There’s no good time to be an absent father — but especially not now.
The pandemic has created too many absences in our children’s lives: absence from school (and for some, absence from nutritious breakfasts and lunches), absence from friends, absence from grandparents who must guard their own health, absence from the financial security that comes from a parent having work, absence from a sense of safety and stability.
I know all about absent fathers; I was one myself. And if I could relive those decades, I would do it all differently.
Nearly 1 in 4 American children today (more than 24 million) live in single-parent households, usually without fathers. For minority children, the numbers who live without fathers is even greater: 42% of Hispanic children and nearly 67% of black children.
I don’t believe that all two-parent homes are better for children than single-parent homes, but I do think that our children are in the midst of a crisis. This is no time for any father living separately from his children to be an absent father as well.
When my son was born, I was 31 years old and busy with a drug habit. He was a few months old before I even saw him. Then, I became a street-walking, vacant-building living crack addict. During the next dozen years of my son’s life, I probably laid eyes on him just two or three times.
Back then, everyone called me “Hammer,” and I thought of myself as tough. Now, as I near 70, I know I wasn’t tough at all. Tough would have been being an active and supportive father.
I was 43 before I got myself clean. One morning, I woke up on a bench at a bus stop and said: “I must be crazy. This ain’t me.”
After rehab, I went to community college and earned a bachelor’s degree and then a master’s in social work from Washington University in St. Louis. When the opportunity came along to help other men (mostly dropouts with drug habits and prison records like I had) to become responsible fathers, I grabbed it.
That’s how the Fathers’ Support Center was born. It’s still what I do. In 23 years, we’ve had 17,000 men go through our programs, affecting the lives of more than 42,500 children.
Let’s be clear: if you’ve made a baby, you need to help support your child and your child’s mother. You also need to understand the psychological and emotional negatives for your child if you are not supportive. Children without fathers in their lives are more likely to run away, more likely to drop out of high school, more likely to become involved in crime and illegal drugs, and more likely to commit suicide. Girls without fathers in their lives are more likely to become teenage mothers.
And that’s without all the extra stresses on children from absences caused by the coronavirus.
So, what can fathers living outside their children’s homes do right now to help?
With all the loss of jobs, maybe you can’t contribute much to your child’s financial well-being. And with social distancing, even if it was OK with your child’s mother, you probably shouldn’t enter your child’s home.

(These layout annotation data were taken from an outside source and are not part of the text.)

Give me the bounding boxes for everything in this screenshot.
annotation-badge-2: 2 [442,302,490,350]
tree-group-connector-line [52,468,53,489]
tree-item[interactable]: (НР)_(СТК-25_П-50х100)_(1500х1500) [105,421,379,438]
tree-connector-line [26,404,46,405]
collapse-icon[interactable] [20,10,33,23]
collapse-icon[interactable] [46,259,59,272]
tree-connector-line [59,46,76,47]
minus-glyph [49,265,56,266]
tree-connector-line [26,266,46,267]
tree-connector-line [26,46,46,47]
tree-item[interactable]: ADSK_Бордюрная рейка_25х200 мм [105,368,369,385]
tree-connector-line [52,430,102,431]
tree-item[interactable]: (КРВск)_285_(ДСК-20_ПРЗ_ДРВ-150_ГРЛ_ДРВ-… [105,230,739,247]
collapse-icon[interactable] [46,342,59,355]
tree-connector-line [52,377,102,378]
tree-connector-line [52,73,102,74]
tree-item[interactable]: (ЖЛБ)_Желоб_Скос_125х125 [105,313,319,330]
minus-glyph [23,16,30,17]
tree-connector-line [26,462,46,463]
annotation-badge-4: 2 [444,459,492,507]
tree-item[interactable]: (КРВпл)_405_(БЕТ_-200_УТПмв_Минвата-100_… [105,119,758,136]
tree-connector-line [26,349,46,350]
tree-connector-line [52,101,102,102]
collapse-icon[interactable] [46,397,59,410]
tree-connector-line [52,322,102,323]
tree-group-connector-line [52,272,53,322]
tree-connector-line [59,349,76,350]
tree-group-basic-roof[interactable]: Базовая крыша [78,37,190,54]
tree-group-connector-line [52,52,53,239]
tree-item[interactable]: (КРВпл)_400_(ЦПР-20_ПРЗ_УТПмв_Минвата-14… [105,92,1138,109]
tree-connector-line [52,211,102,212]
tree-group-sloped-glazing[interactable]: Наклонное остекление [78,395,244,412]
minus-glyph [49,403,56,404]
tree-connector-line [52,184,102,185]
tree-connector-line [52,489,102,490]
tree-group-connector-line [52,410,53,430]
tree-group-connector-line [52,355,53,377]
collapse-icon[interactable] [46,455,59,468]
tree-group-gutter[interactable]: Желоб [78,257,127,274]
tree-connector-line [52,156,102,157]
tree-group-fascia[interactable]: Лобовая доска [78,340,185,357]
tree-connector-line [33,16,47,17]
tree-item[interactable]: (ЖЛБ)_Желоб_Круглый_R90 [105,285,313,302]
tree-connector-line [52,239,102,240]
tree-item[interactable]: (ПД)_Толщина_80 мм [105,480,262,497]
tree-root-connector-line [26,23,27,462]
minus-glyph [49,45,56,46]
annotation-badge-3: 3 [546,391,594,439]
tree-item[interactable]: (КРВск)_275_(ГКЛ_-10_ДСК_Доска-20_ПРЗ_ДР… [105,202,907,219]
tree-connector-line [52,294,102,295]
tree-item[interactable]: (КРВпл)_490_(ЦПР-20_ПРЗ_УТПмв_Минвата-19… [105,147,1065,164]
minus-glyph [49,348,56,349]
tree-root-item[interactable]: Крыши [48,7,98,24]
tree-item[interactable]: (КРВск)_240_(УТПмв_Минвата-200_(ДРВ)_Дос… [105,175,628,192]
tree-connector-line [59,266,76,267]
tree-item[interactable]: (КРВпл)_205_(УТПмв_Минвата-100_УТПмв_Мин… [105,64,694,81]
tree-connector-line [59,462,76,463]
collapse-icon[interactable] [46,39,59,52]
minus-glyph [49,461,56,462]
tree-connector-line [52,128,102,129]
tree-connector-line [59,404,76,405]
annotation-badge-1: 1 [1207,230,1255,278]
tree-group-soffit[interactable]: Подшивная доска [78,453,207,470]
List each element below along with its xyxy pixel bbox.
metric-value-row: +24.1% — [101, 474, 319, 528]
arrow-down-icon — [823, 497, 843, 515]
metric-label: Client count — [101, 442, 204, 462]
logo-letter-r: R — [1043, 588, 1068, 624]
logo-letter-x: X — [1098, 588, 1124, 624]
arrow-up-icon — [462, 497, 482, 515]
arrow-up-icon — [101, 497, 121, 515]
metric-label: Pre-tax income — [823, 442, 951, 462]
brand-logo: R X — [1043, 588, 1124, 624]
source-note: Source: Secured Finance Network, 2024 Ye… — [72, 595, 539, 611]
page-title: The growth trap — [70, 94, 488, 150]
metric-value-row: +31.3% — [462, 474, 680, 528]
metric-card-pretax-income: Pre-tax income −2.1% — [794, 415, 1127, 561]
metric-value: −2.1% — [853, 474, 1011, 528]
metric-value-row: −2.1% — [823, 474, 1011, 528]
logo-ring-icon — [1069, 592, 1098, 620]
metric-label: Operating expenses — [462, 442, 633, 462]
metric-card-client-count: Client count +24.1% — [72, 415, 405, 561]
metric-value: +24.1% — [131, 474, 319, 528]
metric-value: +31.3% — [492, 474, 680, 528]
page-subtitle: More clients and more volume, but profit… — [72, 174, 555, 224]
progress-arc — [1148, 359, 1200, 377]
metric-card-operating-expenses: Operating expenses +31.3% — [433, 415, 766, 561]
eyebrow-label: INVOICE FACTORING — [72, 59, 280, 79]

But you can still enter your child’s daily life — with a phone, with FaceTime, with Zoom.
Call your children and ask about their day. Help with homework. Talk over problems they’re having. At bedtime, read a story. Or tell a story. Maybe tell the story of your own life: the things you did wrong and the things you did better.
As social distancing rules relax, take your son or daughter for a walk in the park, spend an afternoon playing ball, or explore a new part of town.
If you can be there every day for your child (even for now just by phone), you increase their sense of stability, support, and love. That will encourage them to strive to do their best and to have hope for the future.
In this moment, when our children experience so many absences, we — their fathers — need to help. Don’t be absent. Instead, it’s time to step up and say, “Here I am.”
Halbert Sullivan is the founder and CEO of Fathers & Families Support Center in St. Louis.